Our new Helm chart templates were not originally developed to handle multi-service deployment charts. When I created the eventgate chart, I used the wmf.releasename, which evaluates to .Chart.Name + .Release.Name to identify a service instance. The release name for e.g. the eventgate-analytics service is 'analytics'.
But this isn't quite right. Every time we deploy we get a new 'release', we just happen to force that the name of the release stays the same.
Alex and I recently had need to support live canary releases of a service. We want to be able to deploy a new image and/or configs to a limited number of pods and have them serve live traffic. This would allow us to first do the canary release, and then the main production release once the canary works fine. To do this, we'd add an extra release in the service's helmfile.yaml, like:
releases: - production: values: - "values.yaml" - "private/secrets.yaml" - canary: values: - "values.yaml" - "values-canary.yaml" - "private/secrets.yaml"
Values defined in canary.yaml would override the ones in values.yaml. canary.yaml would set things like replicas: 1 to ensure the canary only deployed one pod.
This approach works fine in the single app instance charts, where wmf.releasename makes sense, e.g. mathoid-production. For multi app instance charts where we are currently abusing the .Release.Name to ID the service, there is currently no real way to ID the app instance in the chart. If we kept things as they are now and added canary releases to both eventgate-main and eventgate-analytics, both eventgate-main and eventgate-analytics canary's wmf.releasename would evaluate to 'eventgate-canary'.
I propose we add a new main_app.name concept into our Helm charts, set in values.yaml. The chart's main values.yaml file doesn't know about multiple service instances, so it would just set this default to the chart's name (or whatever is appropriate). If a chart doesn't have multiple app instances, no change would be needed in the helmfile values.yaml. We'd also change wmf.releasename to evaluate to .Values.main_app.name + .Release.Name. Example:
mathoid service template variables
.Chart.Name: mathoid .Values.main_app.name: mathoid .Release.Name: production # (or canary) wmf.releasename: mathoid-production # (or mathoid-canary)
eventgate-main template variables
.Chart.Name: eventgate .Values.main_app.name: eventgate-main .Release.Name: production # (or canary) wmf.releasename: eventgate-main-production # (or eventgate-main-canary)
We'd also want to use the main_app.name in a label for all of the k8s resources. e.g.
labels: chart: {{ template "wmf.chartname" . }} # mathoid or eventgate app: {{ .Values.main_app.name }} # mathoid or eventgate-main release: {{ .Release.Name }} # production or canary
For resources that need to use matchLabels to actually match the exact release resources, we'd match all of chart, app and release.
Independent of above, we need a way for the production k8s nodePort Service resource to route to multiple releases. Alex and I have two different approaches to this.

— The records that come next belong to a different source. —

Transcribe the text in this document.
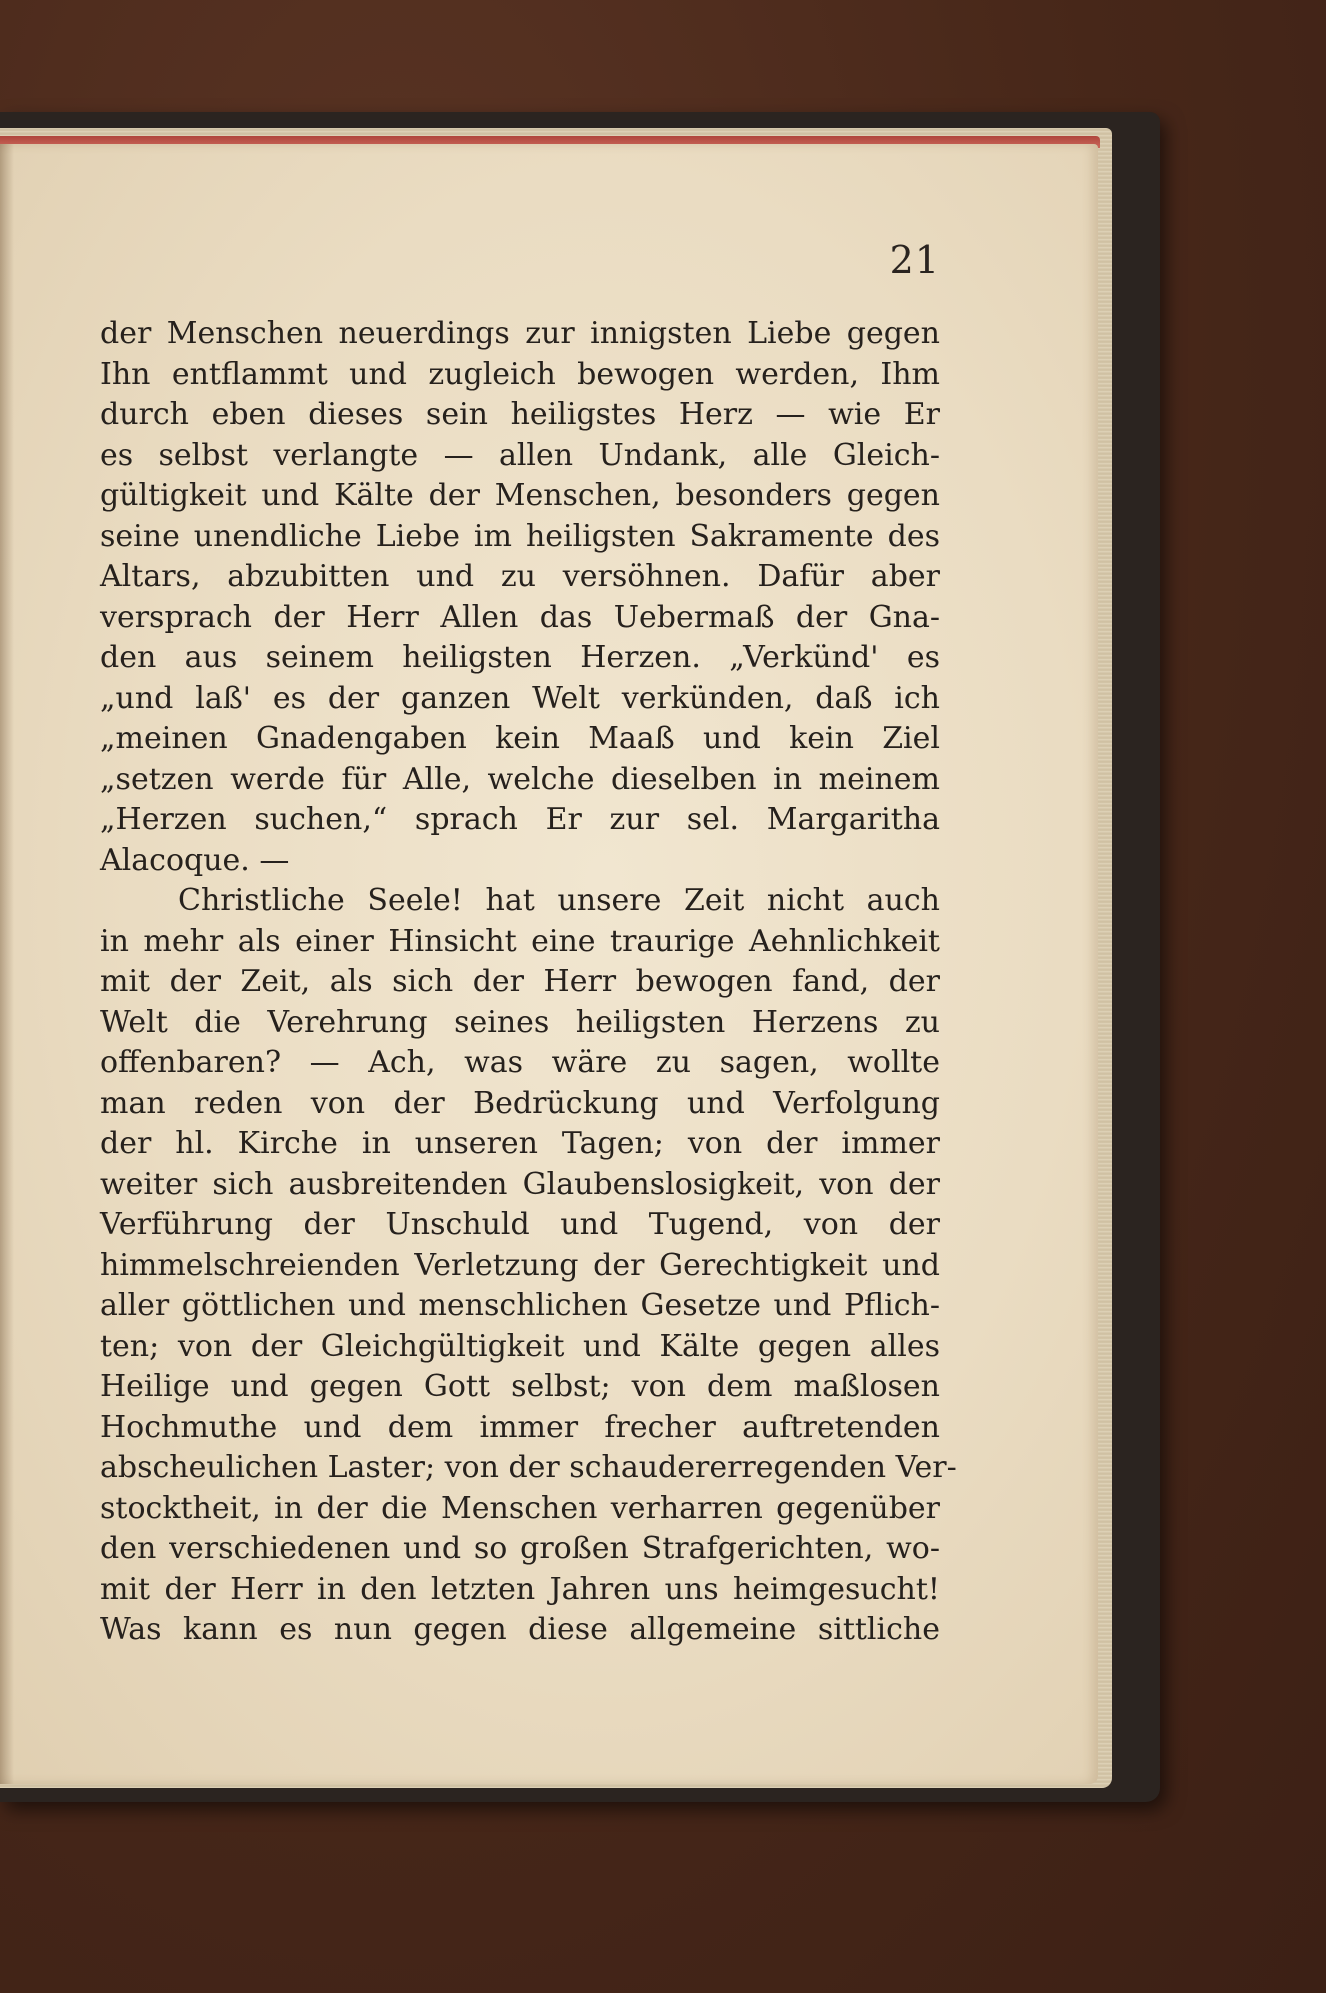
21
der Menschen neuerdings zur innigsten Liebe gegen
Ihn entflammt und zugleich bewogen werden, Ihm
durch eben dieses sein heiligstes Herz — wie Er
es selbst verlangte — allen Undank, alle Gleich-
gültigkeit und Kälte der Menschen, besonders gegen
seine unendliche Liebe im heiligsten Sakramente des
Altars, abzubitten und zu versöhnen. Dafür aber
versprach der Herr Allen das Uebermaß der Gna-
den aus seinem heiligsten Herzen. „Verkünd' es
„und laß' es der ganzen Welt verkünden, daß ich
„meinen Gnadengaben kein Maaß und kein Ziel
„setzen werde für Alle, welche dieselben in meinem
„Herzen suchen,“ sprach Er zur sel. Margaritha
Alacoque. —
Christliche Seele! hat unsere Zeit nicht auch
in mehr als einer Hinsicht eine traurige Aehnlichkeit
mit der Zeit, als sich der Herr bewogen fand, der
Welt die Verehrung seines heiligsten Herzens zu
offenbaren? — Ach, was wäre zu sagen, wollte
man reden von der Bedrückung und Verfolgung
der hl. Kirche in unseren Tagen; von der immer
weiter sich ausbreitenden Glaubenslosigkeit, von der
Verführung der Unschuld und Tugend, von der
himmelschreienden Verletzung der Gerechtigkeit und
aller göttlichen und menschlichen Gesetze und Pflich-
ten; von der Gleichgültigkeit und Kälte gegen alles
Heilige und gegen Gott selbst; von dem maßlosen
Hochmuthe und dem immer frecher auftretenden
abscheulichen Laster; von der schaudererregenden Ver-
stocktheit, in der die Menschen verharren gegenüber
den verschiedenen und so großen Strafgerichten, wo-
mit der Herr in den letzten Jahren uns heimgesucht!
Was kann es nun gegen diese allgemeine sittliche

Alex's approach uses a new service label (which currently is conditionally set to either the release name or a special addressed_by value, I think we should always set it to .Values.main_app.name as described above) to have the k8s Service match EITHER the app or the release, depending on another setting for the k8s service resource, .Values.service.address_other_releases. This approach has the advantage of defining a more complex hierarchy of k8s services resources per release. You could potentially have several active releases in a deployment, with each one targeting one or multiple releases.
Otto's approach (for which the author of this ticket is biased :p) just adds a new routing_tag label that the k8s Service uses to select which pods it should route to. The value of routing_tag is arbitrary and defaults to .Release.Name, which causes the Service to only route to pods in its release. To enable canary releases, we want the production k8s Services to route to the production release pods as well as the canary release pod. To do this, we set service.routing_tag in values.yaml and values-canary.yaml to a common value (a good choice is just the app name, e.g. 'eventgate-main') shared by both production and canary releases. Since the production release k8s Service will now route to the canary release pods, the canary release does not need a k8s Service resource deployed. This is accomplished by setting service.deployment: none in values-canary.yaml.